5. En deuxième lieu, aux termes de l'article L. 59 du livre des procédures fiscales : " Lorsque le désaccord persiste sur les rectifications notifiées, l'administration, si le contribuable le demande, soumet le litige à l'avis soit de la commission des impôts directs et des taxes sur le chiffre d'affaires prévue à l'article 1651 du code général des impôts (...) ". Aux termes de l'article R. 59-1 du même livre : " Le contribuable dispose d'un délai de trente jours à compter de la réception de la réponse de l'administration à ses observations pour présenter la demande prévue au premier alinéa de l'article L. 59. "
6. Si, en réponse à la proposition de rectification, le contribuable présente des observations dans le délai prévu à l'article R. 57-1 du livre des procédures fiscales, l'administration est tenue de faire connaître à l'intéressé, au moyen d'un document appelé " réponse aux observations du contribuable " les points sur lesquels le désaccord subsiste afin de lui permettre de saisir, dans le délai mentionné aux articles L. 59 et R. 59-1 du même livre, la commission départementale des impôts directs et des taxes sur le chiffre d'affaires avant la mise en recouvrement de l'imposition. En revanche, aucune disposition législative ou réglementaire ne fait obligation à l'administration de mentionner, dans la proposition de rectification ou dans la réponse aux observations du contribuable, la possibilité qu'a celui-ci de saisir la commission départementale des impôts directs et des taxes sur le chiffre d'affaires en cas de désaccord persistant.
7. Il résulte de l'instruction que, par courrier du 18 octobre 2019 adressé à la société Air Nett, le service lui a indiqué, à tort, qu'elle était considérée comme ayant tacitement accepté les rehaussements compte tenu de sa réponse tardive à la proposition de rectification. Dès lors, ainsi que le soutient la requérante, cette mention a légitiment pu l'induire en erreur et la priver de la faculté, prévue à l'article L. 59 du livre des procédures fiscales, de demander la saisine de la commission départementale des impôts directs et des taxes sur le chiffre d'affaires. En outre, si après avoir clairement indiqué que la société était regardée comme ayant accepté les rehaussements notifiés, le service répond point par point aux observations formulées par la société dans son courrier du 30 septembre 2019, cette circonstance, contrairement à ce que relève le jugement attaqué, ne saurait ôter toute portée à l'affirmation claire et précise selon laquelle la société devait être regardée comme ayant accepté les rehaussements en cause. Enfin, la circonstance invoquée en défense selon laquelle la société était assistée d'un conseil fiscaliste n'est pas de nature à remettre en cause les conséquences de la mention erronée figurant dans le courrier précité du 18 octobre 2019. Par suite, la garantie attachée à la possibilité de saisir la commission des impôts directs et des taxes sur le chiffre d'affaires a été méconnue, entachant ainsi la procédure de rectification d'irrégularité.
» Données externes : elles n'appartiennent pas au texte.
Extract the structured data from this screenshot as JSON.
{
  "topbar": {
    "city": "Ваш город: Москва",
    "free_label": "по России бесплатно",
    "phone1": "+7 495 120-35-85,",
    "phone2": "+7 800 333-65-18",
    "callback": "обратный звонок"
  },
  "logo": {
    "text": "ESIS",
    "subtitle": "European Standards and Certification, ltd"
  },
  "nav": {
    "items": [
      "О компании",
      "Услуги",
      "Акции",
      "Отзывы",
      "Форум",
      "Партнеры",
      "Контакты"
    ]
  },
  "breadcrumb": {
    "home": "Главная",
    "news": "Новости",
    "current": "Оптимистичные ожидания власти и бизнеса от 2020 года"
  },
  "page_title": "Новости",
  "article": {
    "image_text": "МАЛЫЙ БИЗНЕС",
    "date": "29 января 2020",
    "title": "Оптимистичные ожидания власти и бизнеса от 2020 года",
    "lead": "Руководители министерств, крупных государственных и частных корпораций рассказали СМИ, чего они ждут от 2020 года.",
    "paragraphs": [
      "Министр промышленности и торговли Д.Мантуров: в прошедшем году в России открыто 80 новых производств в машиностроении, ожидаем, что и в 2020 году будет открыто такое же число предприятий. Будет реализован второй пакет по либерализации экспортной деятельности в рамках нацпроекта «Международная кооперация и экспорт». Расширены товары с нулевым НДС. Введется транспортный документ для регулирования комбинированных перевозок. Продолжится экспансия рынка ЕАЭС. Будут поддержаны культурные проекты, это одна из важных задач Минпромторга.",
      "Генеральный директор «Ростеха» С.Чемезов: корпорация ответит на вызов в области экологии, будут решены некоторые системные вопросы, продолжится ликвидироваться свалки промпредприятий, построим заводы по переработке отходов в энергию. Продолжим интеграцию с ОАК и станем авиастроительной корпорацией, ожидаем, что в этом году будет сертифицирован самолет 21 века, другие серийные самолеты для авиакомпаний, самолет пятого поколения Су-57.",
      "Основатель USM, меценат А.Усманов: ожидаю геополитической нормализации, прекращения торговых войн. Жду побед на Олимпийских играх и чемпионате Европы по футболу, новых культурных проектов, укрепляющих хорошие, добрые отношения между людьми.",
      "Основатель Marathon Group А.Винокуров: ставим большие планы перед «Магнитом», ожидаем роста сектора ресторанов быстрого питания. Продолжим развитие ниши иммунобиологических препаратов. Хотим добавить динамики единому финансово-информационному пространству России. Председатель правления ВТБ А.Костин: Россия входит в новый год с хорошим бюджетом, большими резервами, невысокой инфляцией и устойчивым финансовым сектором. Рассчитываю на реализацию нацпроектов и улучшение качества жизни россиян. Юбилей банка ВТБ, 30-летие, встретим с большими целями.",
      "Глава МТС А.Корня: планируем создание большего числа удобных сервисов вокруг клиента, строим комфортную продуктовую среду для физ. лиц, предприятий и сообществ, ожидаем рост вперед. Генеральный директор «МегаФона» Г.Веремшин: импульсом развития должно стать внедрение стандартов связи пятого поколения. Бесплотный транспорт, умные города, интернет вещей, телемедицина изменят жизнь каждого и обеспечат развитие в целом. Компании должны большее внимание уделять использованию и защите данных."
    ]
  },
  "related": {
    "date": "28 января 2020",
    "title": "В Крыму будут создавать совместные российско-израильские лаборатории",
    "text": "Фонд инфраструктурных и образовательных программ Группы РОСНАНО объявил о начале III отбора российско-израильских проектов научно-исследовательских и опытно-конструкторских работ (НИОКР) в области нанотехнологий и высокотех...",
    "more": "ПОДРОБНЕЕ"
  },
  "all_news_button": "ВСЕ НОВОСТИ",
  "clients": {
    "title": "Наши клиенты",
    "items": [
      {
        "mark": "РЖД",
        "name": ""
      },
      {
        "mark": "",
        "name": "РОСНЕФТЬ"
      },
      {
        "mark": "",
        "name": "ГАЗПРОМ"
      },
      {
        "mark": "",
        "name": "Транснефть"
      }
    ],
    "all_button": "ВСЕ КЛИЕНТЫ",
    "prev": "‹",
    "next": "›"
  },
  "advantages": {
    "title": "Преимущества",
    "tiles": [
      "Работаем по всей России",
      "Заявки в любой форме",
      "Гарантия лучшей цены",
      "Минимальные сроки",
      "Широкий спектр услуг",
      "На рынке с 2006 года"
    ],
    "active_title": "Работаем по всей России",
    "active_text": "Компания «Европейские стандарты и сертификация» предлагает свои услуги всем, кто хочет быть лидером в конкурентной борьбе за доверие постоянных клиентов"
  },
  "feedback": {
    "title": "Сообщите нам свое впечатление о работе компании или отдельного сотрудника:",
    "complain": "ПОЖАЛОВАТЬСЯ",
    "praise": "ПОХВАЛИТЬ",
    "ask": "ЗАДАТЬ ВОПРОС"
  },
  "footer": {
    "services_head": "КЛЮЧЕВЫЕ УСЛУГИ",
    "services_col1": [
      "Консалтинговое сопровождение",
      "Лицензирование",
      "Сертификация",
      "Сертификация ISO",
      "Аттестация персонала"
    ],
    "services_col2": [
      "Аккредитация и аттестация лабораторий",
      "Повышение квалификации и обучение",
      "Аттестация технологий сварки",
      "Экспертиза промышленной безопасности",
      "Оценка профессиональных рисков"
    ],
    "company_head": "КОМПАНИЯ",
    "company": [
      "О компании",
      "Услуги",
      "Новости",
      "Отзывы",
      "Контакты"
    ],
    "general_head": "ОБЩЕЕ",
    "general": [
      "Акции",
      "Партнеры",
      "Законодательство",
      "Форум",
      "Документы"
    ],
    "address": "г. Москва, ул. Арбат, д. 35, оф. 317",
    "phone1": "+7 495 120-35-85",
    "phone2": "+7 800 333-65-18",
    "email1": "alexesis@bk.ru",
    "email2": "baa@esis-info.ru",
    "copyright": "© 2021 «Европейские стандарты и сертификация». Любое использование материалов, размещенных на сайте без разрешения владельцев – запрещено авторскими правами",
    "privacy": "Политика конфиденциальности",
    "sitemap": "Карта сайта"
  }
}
8. Il résulte de ce qui précède, et sans qu'il soit besoin de se prononcer sur les autres moyens de la requête, que la société Air Nett est fondée à demander la décharge, en droits et pénalités, des cotisations supplémentaires d'impôt sur les sociétés et des rappels de taxe sur la valeur ajoutée auxquels elle a été assujettie au titre de la période d'avril 2015 à mars 2018. Il y a lieu, compte tenu des circonstances de l'espèce, de mettre à la charge de l'Etat le versement à la société Air Nett d'une somme de 1 500 euros, au titre des frais exposés par elle, et non compris dans les dépens.
DECIDE :
Article 1er : Le jugement du tribunal administratif de Melun du 21 décembre 2023 est annulé.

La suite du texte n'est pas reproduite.